Doregon t.1 (Carina Rozenfeld)

Doregon t.1 (Carina Rozenfeld)

Doregon

1. Les Portes de Doregon

Auteur : Carina Rozenfeld
Couverture : Benjamin Carré
Editeur : L'Atalante (Jeunesse)
Date de parution : 11/2010
Pages : 256
Prix : 14€

Comment Mia a-t-elle pu en arriver là ? Seule, avec Doregon, son monde chéri qu’elle peint depuis l’enfance, en grand danger. Tout commence lorsque la jeune fille découvre que l’univers qui inspire son art existe bel et bien et que, grâce au Secret qu’elle vient de recevoir, il lui est possible de le visiter. Sa vie en est bouleversée, d’autant plus que Joshua vient également d’entrer dans sa vie.

Une construction narrative intéressante

Dès les premières pages, le lecteur trouve une Mia mature, en bout de course, acculée. Le piège se referme sur elle, ne lui laissant qu’un choix : briser un tabou et reprendre l’histoire à son commencement. Deux récits en découlent : ce qui s’est passé pour arriver au point de non retour et ce qui se passe une fois Mia venue changer le cours des choses. Le premier volume de la série conte l’histoire telle qu’elle s’est déroulée la première fois, jusqu’à ce que la fin ramène au début. L’annonce des drames vécus par la jeune fille dès le début amène de nombreuses questions et une attente qui captent l’attention. Les pièces du puzzle s’assemblent les unes aux autres au fil de la lecture.
Le rythme est donc très bien dosé dans ce court roman, grâce au style efficace de l’auteure. En effet, de longs mois se passent à Doregon, un laps de temps bien rendu par Carina Rozenfeld sans créer de longueur ni donner des impressions de sauts de puce. En quelques termes bien choisis, un changement physique ou d’émotion, les semaines sans évolution digne d’être mentionnée s’effacent, laissant des héros plus matures et la part belle aux instants d’action et de décisions.

Une densité de narration double et bien dosée

Doregon est un roman extrêmement charmant. Mia est une jolie jeune fille artiste pleine de vie, au sourire rayonnant et qui de surcroît tombe amoureuse d’un garçon sensible, patient, fidèle… Bref, tous deux sont presque parfaits. Cela aurait pu tourner à la niaiserie, mais Carina Rozenfeld a apprivoisé la difficulté en faisant de ses héros de jeunes personnes d’une vingtaine d’années, chose assez peu courante en littérature jeunesse. Le couple vit donc un amour adulte, même si les protagonistes gardent une fraîcheur et une naïveté rendues belles sous la plume de l’auteure.
A cet aspect paradisiaque s’ajoute une noirceur omniprésente qui s’exprime par vagues. Sa menace est aussi efficace que son action, défiant le bonheur de l’héroïne, annonçant la fin dramatique perçue au départ. Les éléments sombres amènent une ambiance angoissante très bien rendue par le style de l’auteure, riche en indice sensitifs, bien visuel. Le méchant de l’histoire dévoile quelques surprises relativement attendues, mais son rôle est très bien traité et intégré à l’univers qui est, lui, étonnant et un héros à part entière du récit.

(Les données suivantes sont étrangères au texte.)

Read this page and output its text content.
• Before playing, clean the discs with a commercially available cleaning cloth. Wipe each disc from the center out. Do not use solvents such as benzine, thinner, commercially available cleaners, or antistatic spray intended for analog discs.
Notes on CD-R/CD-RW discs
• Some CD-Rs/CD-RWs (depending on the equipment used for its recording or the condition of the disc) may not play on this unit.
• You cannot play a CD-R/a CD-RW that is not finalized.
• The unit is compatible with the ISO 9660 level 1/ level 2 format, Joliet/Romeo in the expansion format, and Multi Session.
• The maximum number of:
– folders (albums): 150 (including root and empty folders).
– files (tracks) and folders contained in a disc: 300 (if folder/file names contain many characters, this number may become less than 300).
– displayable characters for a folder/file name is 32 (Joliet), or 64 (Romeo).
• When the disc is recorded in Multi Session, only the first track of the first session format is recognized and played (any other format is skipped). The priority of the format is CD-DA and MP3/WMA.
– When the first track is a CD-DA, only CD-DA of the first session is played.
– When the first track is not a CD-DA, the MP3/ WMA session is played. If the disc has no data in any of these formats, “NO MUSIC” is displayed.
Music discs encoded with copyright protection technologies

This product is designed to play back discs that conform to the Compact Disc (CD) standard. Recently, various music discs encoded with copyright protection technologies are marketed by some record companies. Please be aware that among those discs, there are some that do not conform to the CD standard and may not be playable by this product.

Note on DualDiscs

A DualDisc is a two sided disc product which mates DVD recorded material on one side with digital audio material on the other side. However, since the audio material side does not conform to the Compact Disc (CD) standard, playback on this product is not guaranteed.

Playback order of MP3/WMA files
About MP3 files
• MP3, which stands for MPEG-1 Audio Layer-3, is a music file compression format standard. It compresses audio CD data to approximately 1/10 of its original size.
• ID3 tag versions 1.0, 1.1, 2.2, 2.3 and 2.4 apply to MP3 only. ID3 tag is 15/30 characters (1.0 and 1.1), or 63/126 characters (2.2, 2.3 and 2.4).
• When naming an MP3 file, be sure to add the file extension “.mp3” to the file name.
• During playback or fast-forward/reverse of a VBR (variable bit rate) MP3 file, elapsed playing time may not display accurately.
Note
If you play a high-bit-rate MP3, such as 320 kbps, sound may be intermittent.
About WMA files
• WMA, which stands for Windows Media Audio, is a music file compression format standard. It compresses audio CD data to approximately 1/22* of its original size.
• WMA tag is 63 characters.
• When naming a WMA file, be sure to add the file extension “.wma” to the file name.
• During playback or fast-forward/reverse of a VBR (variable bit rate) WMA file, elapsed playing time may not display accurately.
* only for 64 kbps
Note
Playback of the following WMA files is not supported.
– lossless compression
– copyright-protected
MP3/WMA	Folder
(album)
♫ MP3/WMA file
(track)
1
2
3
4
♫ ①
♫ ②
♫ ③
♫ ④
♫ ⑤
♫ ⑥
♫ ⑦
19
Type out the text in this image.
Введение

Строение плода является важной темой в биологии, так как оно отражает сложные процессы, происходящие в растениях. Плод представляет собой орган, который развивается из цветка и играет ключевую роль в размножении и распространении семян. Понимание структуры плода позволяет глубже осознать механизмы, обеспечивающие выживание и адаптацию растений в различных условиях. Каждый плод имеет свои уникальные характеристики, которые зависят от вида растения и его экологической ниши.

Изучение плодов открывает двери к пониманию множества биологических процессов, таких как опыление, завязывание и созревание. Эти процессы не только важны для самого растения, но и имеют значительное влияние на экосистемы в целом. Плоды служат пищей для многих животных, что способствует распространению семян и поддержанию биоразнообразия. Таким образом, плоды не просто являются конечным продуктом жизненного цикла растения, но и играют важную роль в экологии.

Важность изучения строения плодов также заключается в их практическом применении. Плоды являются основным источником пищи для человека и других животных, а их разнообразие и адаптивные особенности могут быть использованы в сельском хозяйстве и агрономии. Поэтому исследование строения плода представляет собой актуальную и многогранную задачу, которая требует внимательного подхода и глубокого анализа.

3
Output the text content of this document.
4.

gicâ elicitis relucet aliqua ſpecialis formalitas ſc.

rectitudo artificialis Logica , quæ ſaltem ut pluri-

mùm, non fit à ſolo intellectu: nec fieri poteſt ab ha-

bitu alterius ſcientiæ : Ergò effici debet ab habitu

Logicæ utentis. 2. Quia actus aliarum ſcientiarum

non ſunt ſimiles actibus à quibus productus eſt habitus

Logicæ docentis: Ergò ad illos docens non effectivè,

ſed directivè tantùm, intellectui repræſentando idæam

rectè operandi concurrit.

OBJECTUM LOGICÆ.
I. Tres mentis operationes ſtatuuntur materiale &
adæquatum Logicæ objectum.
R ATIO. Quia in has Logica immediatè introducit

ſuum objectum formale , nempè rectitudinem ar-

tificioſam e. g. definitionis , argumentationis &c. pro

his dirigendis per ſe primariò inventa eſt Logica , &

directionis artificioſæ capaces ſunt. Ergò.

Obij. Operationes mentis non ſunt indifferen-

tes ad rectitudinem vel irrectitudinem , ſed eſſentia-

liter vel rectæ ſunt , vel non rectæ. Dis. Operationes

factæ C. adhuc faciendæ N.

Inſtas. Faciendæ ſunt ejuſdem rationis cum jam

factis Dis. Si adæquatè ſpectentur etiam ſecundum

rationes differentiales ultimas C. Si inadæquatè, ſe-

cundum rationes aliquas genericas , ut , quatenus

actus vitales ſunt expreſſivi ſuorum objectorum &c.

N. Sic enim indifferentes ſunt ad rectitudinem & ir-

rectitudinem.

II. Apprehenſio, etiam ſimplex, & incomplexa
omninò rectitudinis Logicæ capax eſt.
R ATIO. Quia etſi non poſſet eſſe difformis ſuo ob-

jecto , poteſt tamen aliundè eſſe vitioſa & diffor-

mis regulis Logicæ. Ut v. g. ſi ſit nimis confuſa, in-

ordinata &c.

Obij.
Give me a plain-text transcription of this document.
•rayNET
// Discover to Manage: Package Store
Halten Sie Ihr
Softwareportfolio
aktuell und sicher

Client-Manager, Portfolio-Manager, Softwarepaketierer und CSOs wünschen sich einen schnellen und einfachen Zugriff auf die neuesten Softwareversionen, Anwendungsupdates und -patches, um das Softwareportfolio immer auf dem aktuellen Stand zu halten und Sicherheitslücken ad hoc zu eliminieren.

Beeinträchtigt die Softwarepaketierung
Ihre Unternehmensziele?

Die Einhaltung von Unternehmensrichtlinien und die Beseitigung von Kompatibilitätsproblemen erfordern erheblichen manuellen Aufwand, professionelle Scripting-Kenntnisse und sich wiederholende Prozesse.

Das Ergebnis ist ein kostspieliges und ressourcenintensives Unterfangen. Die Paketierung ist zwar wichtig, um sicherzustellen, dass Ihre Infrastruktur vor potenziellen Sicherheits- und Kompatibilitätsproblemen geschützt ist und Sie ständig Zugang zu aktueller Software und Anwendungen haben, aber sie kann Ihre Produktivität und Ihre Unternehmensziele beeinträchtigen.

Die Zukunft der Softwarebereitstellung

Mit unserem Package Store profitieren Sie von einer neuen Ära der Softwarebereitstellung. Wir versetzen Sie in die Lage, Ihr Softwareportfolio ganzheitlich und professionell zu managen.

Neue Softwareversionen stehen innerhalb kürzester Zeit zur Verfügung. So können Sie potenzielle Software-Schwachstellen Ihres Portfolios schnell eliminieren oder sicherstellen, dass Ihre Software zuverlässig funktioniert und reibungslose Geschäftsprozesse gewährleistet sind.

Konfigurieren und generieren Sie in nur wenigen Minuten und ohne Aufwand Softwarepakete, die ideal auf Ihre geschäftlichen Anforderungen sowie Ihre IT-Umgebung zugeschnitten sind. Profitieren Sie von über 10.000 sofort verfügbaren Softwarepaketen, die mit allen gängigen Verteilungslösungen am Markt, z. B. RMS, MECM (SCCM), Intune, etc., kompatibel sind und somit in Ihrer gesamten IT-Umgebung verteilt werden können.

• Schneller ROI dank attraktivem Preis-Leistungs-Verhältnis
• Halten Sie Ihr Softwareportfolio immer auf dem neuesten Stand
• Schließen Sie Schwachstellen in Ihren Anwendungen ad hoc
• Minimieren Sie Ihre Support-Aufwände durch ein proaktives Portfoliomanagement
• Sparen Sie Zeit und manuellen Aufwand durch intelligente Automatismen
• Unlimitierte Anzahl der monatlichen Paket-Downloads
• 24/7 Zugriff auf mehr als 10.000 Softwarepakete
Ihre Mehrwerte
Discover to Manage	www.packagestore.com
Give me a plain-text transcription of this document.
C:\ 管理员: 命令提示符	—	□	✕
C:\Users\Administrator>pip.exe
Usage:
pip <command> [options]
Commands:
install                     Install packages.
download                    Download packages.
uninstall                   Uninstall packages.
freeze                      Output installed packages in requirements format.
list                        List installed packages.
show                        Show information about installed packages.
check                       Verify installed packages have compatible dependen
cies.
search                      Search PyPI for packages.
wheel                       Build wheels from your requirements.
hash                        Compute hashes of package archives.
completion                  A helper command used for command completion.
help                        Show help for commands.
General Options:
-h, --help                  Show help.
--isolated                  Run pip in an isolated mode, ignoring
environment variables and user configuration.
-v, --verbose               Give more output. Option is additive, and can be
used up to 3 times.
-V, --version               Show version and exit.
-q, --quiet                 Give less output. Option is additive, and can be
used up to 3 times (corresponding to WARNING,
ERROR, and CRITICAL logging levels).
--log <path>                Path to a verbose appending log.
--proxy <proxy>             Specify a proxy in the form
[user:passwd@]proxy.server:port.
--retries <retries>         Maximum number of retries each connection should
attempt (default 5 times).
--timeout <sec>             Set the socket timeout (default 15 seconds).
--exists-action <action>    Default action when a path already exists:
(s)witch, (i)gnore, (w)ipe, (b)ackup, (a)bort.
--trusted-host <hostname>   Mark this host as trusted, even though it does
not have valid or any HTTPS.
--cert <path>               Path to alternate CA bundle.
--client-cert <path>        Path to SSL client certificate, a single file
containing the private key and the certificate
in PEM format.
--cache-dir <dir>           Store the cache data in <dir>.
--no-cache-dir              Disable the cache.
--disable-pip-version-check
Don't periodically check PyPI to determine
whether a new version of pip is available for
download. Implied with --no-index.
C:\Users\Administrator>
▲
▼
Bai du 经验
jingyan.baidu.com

Un univers fantastique original et passionnant

Le lecteur, tout comme Mia, ne soupçonne pas au départ la richesse infinie qui se cache en Doregon et ses alentours ; Carina Rozenfeld crée une infinité de possibilités. C’est un pur plaisir que de se laisser surprendre par la découverte de cet univers multiple beau, vivant et coloré sous chacune de ses formes et dont les mystères ne sont pas tous dévoilés. La variété des inventions de l’auteure est étonnante, d’autant plus qu’il est certain que le tour est loin d’être fait dans cette première partie. Certains éléments entraperçus ne provoquent qu’une envie : celle de partir à leur poursuite pour lever le voile et en prendre encore une fois plein les yeux.
L’art, la création, sont des composantes importantes de l’histoire et se ressentent jusque dans le coeur du récit : la grâce des animaux, la lumière qui émane de Mia ou la splendeur des décors se trouvent confrontés à une rudesse et une noirceur toutes aussi esthétiques sous la plume de l’auteure. C’est donc avec émerveillement et émotion que se poursuivent les explorations, le lecteur souhaitant en découvrir toujours plus et attendant avec curiosité le moment où l’héroïne trouvera enfin ce qu’elle cherche, afin de sauver son monde de la destruction.

Carina Rozenfeld réussit à donner vie à des personnages attachants et à un univers fascinant, une terre d’aventures fabuleuses que l’on a de la peine à quitter. Une consolation cependant : le deuxième tome devrait arriver en librairie au premier semestre 2011.